One last important point: Haiku Deck encourages fair use of photographs. That is very important to me, and in working with professionals every day, I see way too many images simply harvested from Google Images, and not credited to the original photographer or artist. This tool gives the presenter countless options for images, and allows them to credit the artist, and even be in touch with that artist.

“I see way too many images simply harvested from Google Images, and not credit to the original photographer or artist.”

Haiku Deck: What tips do you have for someone trying out the app for the first time?

Kent: Don’t try to make it do what PowerPoint does. If PowerPoint is a bulldog, Haiku Deck is a leopard. It’s beautiful, and a totally different kind of creature. Experiment, search for images, try to fit text into the presentation in new ways.

In the same way a guitarist uses different instruments to get different sounds, Haiku Deck will bring a different (and more vibrant and succinct) aspect to presentations.

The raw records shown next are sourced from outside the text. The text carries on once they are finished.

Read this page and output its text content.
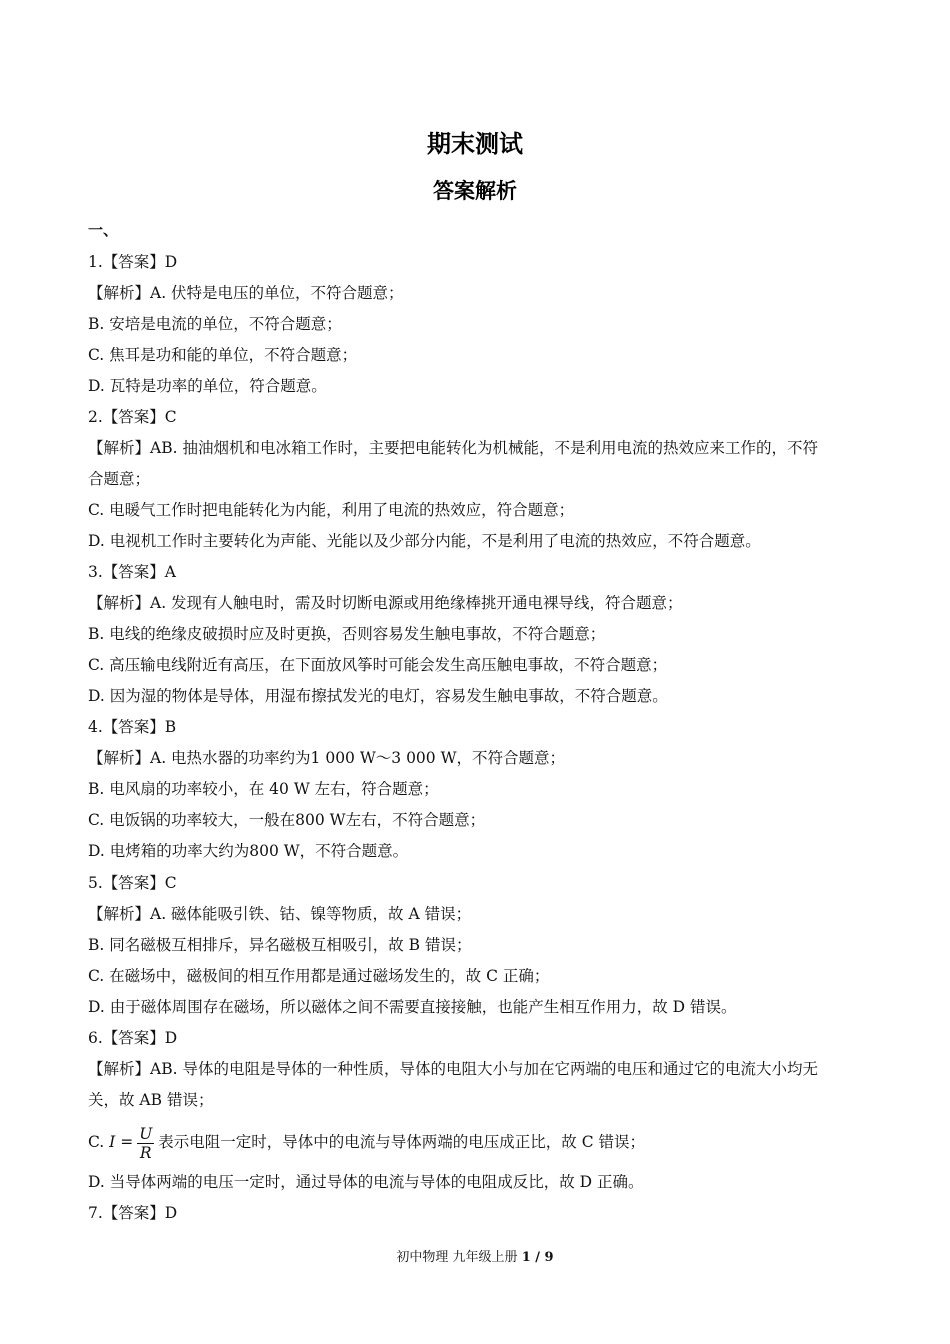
期末测试
答案解析
一、
1.【答案】D
【解析】A. 伏特是电压的单位，不符合题意；
B. 安培是电流的单位，不符合题意；
C. 焦耳是功和能的单位，不符合题意；
D. 瓦特是功率的单位，符合题意。
2.【答案】C
【解析】AB. 抽油烟机和电冰箱工作时，主要把电能转化为机械能，不是利用电流的热效应来工作的，不符
合题意；
C. 电暖气工作时把电能转化为内能，利用了电流的热效应，符合题意；
D. 电视机工作时主要转化为声能、光能以及少部分内能，不是利用了电流的热效应，不符合题意。
3.【答案】A
【解析】A. 发现有人触电时，需及时切断电源或用绝缘棒挑开通电裸导线，符合题意；
B. 电线的绝缘皮破损时应及时更换，否则容易发生触电事故，不符合题意；
C. 高压输电线附近有高压，在下面放风筝时可能会发生高压触电事故，不符合题意；
D. 因为湿的物体是导体，用湿布擦拭发光的电灯，容易发生触电事故，不符合题意。
4.【答案】B
【解析】A. 电热水器的功率约为1 000 W～3 000 W，不符合题意；
B. 电风扇的功率较小，在 40 W 左右，符合题意；
C. 电饭锅的功率较大，一般在800 W左右，不符合题意；
D. 电烤箱的功率大约为800 W，不符合题意。
5.【答案】C
【解析】A. 磁体能吸引铁、钴、镍等物质，故 A 错误；
B. 同名磁极互相排斥，异名磁极互相吸引，故 B 错误；
C. 在磁场中，磁极间的相互作用都是通过磁场发生的，故 C 正确；
D. 由于磁体周围存在磁场，所以磁体之间不需要直接接触，也能产生相互作用力，故 D 错误。
6.【答案】D
【解析】AB. 导体的电阻是导体的一种性质，导体的电阻大小与加在它两端的电压和通过它的电流大小均无
关，故 AB 错误；
C. $I = \frac{U}{R}$ 表示电阻一定时，导体中的电流与导体两端的电压成正比，故 C 错误；
D. 当导体两端的电压一定时，通过导体的电流与导体的电阻成反比，故 D 正确。
7.【答案】D
初中物理 九年级上册 1 / 9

To be honest, Haiku Deck is also the simplest presentation creator on the market, and makes slides look as if they have been designed by a professional marketing team.

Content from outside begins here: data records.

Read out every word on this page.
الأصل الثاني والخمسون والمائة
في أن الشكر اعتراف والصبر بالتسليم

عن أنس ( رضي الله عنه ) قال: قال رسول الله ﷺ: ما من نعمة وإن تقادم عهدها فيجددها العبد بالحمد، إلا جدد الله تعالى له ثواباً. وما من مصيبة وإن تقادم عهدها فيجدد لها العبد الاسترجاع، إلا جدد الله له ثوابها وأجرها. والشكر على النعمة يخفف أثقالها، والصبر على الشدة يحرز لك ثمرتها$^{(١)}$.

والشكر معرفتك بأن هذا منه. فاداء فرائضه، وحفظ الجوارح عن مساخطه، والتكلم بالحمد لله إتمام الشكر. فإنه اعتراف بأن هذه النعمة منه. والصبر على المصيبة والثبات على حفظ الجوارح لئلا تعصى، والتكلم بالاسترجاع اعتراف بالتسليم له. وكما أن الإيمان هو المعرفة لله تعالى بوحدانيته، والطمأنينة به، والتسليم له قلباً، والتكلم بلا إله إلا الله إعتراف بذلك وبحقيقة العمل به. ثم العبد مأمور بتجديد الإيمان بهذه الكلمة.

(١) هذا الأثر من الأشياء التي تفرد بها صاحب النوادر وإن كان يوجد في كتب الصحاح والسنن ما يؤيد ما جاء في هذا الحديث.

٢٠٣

“To be honest, Haiku Deck is…the simplest presentation creator on the market, and makes slides look as if they have been designed by a professional marketing team.”

I really was inspired by Haiku Deck, and the incredible photos I found through the app. I believe it added another dimension to my talk, both in the room and on the live stream (or on the YouTube video). Simple, succinct statements, combined with images that were bold, beautiful and expansive, helped me to tell disparate stories and still feel anchored to the core message of the speech.

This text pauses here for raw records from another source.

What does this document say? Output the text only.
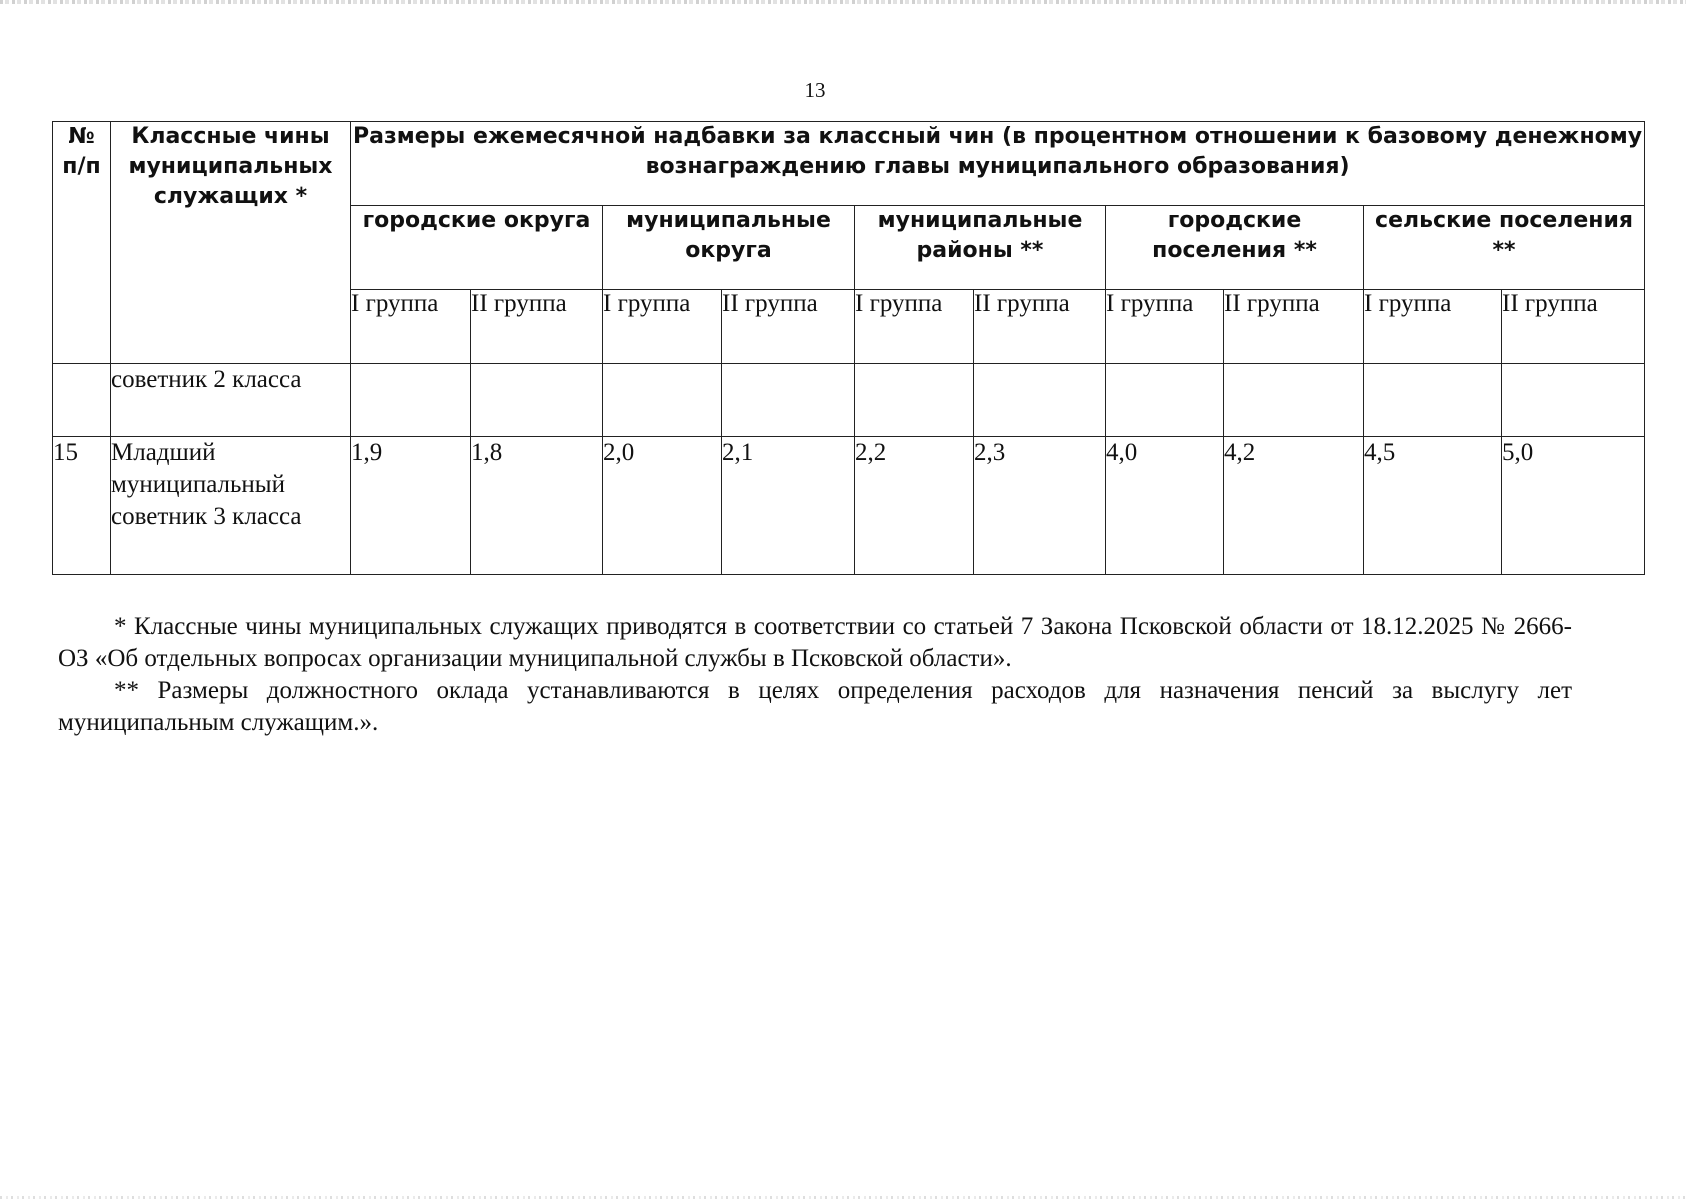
13
№ п/п	Классные чины муниципальных служащих *	Размеры ежемесячной надбавки за классный чин (в процентном отношении к базовому денежному вознаграждению главы муниципального образования)									
		городские округа		муниципальные округа		муниципальные районы **		городские поселения **		сельские поселения **	
		I группа	II группа	I группа	II группа	I группа	II группа	I группа	II группа	I группа	II группа
	советник 2 класса										
15	Младший муниципальный советник 3 класса	1,9	1,8	2,0	2,1	2,2	2,3	4,0	4,2	4,5	5,0

* Классные чины муниципальных служащих приводятся в соответствии со статьей 7 Закона Псковской области от 18.12.2025 № 2666-ОЗ «Об отдельных вопросах организации муниципальной службы в Псковской области».

** Размеры должностного оклада устанавливаются в целях определения расходов для назначения пенсий за выслугу лет муниципальным служащим.».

Kent added, “Thank you to Haiku Deck for creating software worthy of the word haiku. Simple, beautiful, clean, and incredibly expressive and malleable to the goals of the artist or presenter.”

We are incredibly grateful to Kent for sharing his story and his process (and for his inspiring creative message). We hope to see many more TEDx talks incorporating Haiku Deck — if you’ve used it in this way, please let us know!

More Inspiring TEDx Resources

  • Greg Gottesman, Managing Director of Madrona Venture Group, also used Haiku Deck for his TEDx talk, “One Trillion Dollars, Student Debt and Higher Education.” See his slides and watch the video of his talk (since it’s all in the delivery).
  • This Haiku Deck captures inspiring quotes and highlights from TEDx Seattle.
  • Ashlyn Bernier created this Haiku Deck for “The Ph.D. Problem,” which she delivered at TEDxEdmonton Education.
  • This Haiku Deck by Rokk3rLabs summarizes Daphne Koller’s “What We’re Learning from Online Education” TED talk.
  • Tara-Nicholle Nelson of  Rethink7 shares 11 favorite transformational TED talks with a Haiku Deck and videos in this blog post.

2 Comments

  1. Does this mean the resolution of Haiku Deck images is automatically scaled down? I present on a big screen and haven’t noticed any problems. Maybe the TED screen is sufficiently bigger that they have to be top-def.

    • Hi Mr. Williamson!

      The images will be scaled down to fit the iPad screen, and will be compressed to a smaller dimension when published, but this won’t cause any distortion to the images.

      On a typical projector or screen, there shouldn’t be any issues but it’s possible that TED may have a specific criteria that presenters need to meet for their presentations.

      I hope this helps clear things up a bit and if there’s anything else we can help you with, just let us know!